Stante l’insussistenza del giustificato motivo oggettivo di recesso, il giudice ha verificato la sussistenza del lamentato motivo ritorsivo.

Sul punto il medesimo ha ritenuto che dalla lettera di licenziamento si deducesse chiaramente che il recesso era stato disposto perché, a seguito della partecipazione del lavoratore alle trattative che avevano portato all’approvazione dell’Appendice A del nuovo CCNL, egli non era risultato più gradito alla Fondazione datrice.

Ciò anche alla luce del confronto tra la lettera di licenziamento inviata al ricorrente e quelle inviate ad altri tre lavoratori, anch’essi licenziati per giustificato motivo oggettivo, nelle quali si legge che la Fondazione aveva «ben compreso la fonte interna delle false informazioni che hanno indotto i soggetti sottoscrittori del CCNL all’elaborazione di un’appendice contrattuale, che rappresenta un vero e proprio nuovo CCNL ad personam per un Ente ecclesiastico che, evidentemente, viene considerato come una grande società di capitali illimitati da un suo dipendente, più avvezzo a fare il sindacalista occulto di se stesso che il sacrista, cimentandosi in polemica corrispondenza con la FIUDAC/S già nel giugno/luglio 2022, fino agli esiti contrattuali infelici per la Fondazione di cui alla descritta Appendice A».

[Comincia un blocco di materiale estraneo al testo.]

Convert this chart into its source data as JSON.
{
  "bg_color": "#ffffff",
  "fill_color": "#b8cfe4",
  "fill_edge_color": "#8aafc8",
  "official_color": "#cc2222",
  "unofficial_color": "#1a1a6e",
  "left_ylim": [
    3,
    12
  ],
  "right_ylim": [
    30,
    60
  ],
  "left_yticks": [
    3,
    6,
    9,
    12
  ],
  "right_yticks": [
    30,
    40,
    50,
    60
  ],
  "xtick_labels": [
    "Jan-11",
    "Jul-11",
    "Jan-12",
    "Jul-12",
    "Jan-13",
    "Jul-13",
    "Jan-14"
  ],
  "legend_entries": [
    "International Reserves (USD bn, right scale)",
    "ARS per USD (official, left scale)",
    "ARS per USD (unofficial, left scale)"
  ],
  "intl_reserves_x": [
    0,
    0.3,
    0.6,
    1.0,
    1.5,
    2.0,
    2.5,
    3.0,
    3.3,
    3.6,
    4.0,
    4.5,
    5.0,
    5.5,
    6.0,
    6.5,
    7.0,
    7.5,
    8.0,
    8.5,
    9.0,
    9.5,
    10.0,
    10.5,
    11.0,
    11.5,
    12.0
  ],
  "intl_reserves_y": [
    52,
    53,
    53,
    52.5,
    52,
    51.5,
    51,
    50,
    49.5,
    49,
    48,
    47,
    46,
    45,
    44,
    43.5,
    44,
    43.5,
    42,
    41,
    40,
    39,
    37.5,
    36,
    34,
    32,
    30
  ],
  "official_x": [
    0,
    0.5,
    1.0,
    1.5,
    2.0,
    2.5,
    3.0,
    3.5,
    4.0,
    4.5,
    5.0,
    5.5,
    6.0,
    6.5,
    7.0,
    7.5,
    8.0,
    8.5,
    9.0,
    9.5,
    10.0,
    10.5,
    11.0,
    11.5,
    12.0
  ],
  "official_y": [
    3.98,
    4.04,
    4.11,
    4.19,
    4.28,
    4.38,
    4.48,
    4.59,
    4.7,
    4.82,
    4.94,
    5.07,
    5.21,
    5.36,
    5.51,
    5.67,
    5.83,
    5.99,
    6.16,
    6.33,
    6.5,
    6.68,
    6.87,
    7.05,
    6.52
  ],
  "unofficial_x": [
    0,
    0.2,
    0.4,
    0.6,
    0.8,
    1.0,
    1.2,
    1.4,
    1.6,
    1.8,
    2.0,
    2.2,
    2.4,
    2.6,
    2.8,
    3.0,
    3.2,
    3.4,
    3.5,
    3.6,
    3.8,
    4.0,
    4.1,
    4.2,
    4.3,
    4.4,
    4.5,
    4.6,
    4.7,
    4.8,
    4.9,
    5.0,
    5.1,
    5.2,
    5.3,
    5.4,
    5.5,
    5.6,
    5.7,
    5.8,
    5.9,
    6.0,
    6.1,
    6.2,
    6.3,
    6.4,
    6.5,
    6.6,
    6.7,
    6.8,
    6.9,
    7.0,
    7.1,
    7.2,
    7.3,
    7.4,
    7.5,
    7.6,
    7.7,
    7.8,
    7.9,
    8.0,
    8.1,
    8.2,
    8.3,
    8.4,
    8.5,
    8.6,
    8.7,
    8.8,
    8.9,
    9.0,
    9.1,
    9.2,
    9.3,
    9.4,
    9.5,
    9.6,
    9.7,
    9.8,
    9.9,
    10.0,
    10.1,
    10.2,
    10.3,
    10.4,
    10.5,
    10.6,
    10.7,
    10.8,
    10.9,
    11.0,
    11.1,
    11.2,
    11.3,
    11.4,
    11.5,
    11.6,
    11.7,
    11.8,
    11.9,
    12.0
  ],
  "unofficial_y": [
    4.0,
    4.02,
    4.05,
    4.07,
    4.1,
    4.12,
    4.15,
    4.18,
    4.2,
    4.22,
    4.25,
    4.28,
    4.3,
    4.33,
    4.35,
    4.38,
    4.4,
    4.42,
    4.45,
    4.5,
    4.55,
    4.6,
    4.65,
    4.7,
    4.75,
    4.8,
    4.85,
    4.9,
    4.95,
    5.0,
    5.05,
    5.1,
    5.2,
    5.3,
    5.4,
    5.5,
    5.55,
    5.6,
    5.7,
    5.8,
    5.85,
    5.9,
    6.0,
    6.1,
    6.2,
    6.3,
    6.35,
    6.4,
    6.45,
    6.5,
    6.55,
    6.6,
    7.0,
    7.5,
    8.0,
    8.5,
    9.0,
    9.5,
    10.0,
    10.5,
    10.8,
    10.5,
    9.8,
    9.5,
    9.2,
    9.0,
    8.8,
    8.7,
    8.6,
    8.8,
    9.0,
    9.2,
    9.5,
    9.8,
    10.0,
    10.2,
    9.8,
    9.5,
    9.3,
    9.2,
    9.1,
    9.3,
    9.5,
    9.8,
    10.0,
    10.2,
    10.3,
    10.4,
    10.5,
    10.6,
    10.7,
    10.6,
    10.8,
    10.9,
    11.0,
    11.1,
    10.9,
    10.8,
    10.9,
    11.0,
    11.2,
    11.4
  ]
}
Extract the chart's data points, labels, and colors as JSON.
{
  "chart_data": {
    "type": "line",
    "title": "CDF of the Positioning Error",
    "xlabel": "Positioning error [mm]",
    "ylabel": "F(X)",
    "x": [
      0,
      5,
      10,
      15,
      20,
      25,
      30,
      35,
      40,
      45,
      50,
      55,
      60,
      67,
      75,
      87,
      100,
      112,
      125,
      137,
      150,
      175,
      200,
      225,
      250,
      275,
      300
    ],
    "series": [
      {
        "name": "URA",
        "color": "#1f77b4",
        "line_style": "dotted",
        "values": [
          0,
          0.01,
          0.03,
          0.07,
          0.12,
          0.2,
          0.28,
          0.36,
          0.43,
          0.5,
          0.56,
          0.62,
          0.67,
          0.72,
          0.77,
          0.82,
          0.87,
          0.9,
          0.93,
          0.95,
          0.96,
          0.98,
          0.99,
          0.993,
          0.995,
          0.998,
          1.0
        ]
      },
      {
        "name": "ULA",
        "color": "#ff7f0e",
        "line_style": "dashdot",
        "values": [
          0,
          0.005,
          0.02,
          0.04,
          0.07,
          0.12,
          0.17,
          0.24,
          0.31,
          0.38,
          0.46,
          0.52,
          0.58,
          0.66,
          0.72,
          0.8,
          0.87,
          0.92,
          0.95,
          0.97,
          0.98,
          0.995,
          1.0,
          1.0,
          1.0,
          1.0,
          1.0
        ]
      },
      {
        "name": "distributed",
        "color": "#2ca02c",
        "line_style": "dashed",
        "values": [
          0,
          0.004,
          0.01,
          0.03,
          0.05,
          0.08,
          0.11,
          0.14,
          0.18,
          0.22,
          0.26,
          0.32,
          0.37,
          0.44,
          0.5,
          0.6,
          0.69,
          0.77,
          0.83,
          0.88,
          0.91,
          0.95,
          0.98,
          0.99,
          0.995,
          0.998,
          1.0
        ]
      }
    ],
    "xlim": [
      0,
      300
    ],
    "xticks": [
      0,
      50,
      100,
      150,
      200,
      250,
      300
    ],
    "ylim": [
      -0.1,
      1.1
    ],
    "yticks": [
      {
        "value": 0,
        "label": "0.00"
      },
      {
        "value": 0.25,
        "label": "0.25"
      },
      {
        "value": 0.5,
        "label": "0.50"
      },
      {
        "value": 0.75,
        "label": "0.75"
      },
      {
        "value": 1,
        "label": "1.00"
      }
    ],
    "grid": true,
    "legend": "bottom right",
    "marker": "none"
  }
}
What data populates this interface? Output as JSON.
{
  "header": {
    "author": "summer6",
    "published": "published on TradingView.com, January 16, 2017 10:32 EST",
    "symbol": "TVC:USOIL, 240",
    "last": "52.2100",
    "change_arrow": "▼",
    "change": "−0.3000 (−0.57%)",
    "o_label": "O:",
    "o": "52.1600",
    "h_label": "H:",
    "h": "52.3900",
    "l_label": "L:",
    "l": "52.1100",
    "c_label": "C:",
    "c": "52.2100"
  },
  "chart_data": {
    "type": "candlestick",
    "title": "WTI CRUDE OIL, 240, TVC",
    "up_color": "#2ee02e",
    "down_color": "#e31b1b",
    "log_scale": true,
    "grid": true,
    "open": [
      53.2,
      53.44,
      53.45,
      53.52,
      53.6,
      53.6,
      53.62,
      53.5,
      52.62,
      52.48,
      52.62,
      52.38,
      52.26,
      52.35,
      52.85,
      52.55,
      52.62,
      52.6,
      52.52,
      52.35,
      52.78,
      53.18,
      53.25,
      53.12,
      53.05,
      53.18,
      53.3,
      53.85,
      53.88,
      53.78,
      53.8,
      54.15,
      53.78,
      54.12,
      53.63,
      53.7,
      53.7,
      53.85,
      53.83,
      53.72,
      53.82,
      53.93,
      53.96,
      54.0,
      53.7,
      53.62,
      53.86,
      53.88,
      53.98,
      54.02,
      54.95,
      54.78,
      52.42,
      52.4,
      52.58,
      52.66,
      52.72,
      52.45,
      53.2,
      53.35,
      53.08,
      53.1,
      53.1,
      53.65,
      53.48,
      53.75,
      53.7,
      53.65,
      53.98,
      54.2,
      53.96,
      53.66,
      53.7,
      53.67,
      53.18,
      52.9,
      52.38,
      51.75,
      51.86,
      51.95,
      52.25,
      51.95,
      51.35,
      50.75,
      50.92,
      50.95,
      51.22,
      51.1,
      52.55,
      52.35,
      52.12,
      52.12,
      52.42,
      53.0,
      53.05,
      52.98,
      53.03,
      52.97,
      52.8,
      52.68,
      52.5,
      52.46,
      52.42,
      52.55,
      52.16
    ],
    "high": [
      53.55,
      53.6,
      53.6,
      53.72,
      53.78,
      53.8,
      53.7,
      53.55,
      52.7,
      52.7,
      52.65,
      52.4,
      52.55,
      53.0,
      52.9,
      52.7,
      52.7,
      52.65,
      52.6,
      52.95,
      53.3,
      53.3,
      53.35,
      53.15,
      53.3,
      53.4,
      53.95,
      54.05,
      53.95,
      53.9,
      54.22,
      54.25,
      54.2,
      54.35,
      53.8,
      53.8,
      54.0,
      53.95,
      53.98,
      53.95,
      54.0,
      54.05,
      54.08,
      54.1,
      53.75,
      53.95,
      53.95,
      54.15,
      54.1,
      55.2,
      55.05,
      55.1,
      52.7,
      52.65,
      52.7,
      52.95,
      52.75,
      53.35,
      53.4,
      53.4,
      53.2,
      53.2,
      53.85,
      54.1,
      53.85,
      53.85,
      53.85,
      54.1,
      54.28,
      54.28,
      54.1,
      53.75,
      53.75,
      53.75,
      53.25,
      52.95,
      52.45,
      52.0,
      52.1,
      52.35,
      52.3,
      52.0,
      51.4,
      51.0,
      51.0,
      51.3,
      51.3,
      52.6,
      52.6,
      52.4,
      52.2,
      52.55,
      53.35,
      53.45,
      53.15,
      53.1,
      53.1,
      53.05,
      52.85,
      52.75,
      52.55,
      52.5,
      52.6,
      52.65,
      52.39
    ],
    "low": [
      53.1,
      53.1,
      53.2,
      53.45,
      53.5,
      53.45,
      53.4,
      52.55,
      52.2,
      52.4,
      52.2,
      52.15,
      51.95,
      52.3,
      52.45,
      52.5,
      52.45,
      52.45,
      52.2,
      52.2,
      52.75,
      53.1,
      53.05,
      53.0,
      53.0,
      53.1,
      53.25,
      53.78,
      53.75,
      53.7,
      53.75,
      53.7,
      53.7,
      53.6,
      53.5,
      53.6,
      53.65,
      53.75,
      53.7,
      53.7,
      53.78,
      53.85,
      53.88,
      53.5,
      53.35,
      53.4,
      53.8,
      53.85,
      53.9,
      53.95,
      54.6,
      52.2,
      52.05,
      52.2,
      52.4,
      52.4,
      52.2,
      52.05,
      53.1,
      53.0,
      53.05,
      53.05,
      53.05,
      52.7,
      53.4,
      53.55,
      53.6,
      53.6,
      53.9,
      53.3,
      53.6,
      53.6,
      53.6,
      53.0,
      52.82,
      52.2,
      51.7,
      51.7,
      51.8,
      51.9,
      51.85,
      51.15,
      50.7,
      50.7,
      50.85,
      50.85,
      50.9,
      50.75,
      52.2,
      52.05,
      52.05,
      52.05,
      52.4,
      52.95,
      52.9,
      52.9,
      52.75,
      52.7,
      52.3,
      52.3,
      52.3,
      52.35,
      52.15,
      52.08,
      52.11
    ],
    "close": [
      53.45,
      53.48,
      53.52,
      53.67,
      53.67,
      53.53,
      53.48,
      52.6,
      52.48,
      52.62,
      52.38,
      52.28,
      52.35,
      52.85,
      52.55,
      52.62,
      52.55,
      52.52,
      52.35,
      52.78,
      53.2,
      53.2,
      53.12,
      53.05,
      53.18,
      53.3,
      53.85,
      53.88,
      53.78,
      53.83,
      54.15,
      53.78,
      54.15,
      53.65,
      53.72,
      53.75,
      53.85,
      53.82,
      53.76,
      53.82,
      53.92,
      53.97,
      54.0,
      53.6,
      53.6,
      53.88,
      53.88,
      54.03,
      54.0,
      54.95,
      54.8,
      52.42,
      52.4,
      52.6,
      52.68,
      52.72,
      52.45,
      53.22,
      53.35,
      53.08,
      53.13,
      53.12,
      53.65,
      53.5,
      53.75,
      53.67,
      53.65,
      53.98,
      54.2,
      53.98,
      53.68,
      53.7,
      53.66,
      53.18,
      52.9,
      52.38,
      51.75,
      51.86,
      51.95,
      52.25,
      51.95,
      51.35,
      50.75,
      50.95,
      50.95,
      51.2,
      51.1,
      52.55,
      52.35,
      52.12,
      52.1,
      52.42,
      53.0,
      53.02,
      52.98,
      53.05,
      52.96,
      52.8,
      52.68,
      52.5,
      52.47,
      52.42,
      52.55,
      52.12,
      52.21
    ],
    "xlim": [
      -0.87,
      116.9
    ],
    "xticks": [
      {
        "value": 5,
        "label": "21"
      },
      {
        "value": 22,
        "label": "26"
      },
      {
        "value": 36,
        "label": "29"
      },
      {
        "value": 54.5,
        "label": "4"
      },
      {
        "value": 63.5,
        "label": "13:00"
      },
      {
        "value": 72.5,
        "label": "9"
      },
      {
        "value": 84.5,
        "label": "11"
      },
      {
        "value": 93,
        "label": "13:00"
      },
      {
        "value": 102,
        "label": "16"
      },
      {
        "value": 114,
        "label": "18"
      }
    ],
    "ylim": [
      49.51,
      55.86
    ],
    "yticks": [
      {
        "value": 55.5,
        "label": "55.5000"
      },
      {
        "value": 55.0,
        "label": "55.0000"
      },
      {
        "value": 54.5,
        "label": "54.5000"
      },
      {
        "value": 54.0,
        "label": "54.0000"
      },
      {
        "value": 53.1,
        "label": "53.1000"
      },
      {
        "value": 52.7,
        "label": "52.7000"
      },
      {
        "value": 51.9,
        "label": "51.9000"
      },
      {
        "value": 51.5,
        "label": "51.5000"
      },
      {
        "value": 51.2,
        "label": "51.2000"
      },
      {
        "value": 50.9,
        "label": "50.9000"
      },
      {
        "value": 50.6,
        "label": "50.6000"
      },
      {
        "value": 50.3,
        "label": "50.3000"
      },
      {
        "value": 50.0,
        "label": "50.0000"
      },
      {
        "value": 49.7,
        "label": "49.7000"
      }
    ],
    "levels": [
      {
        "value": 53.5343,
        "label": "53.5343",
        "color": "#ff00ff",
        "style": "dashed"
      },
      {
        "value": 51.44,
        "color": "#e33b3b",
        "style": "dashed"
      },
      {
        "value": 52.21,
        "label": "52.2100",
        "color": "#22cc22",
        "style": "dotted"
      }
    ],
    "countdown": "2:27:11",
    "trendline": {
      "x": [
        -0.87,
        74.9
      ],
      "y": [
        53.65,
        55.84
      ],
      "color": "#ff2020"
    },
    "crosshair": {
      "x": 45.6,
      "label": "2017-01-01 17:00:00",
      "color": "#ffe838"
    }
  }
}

Giustamente, dunque, il giudice ha concluso che il vero motivo del licenziamento fosse da rinvenirsi nel ruolo assunto dal ricorrente nelle trattative per l’approvazione del nuovo CCNL e dell’Appendice A e dunque nell’ostilità «del datore di lavoro nei confronti del ricorrente, che nel partecipare alle trattative per il rinnovo del CCNL ha “fornito false informazioni” ed è stato “più… sindacalista di se stesso che… sacrista”».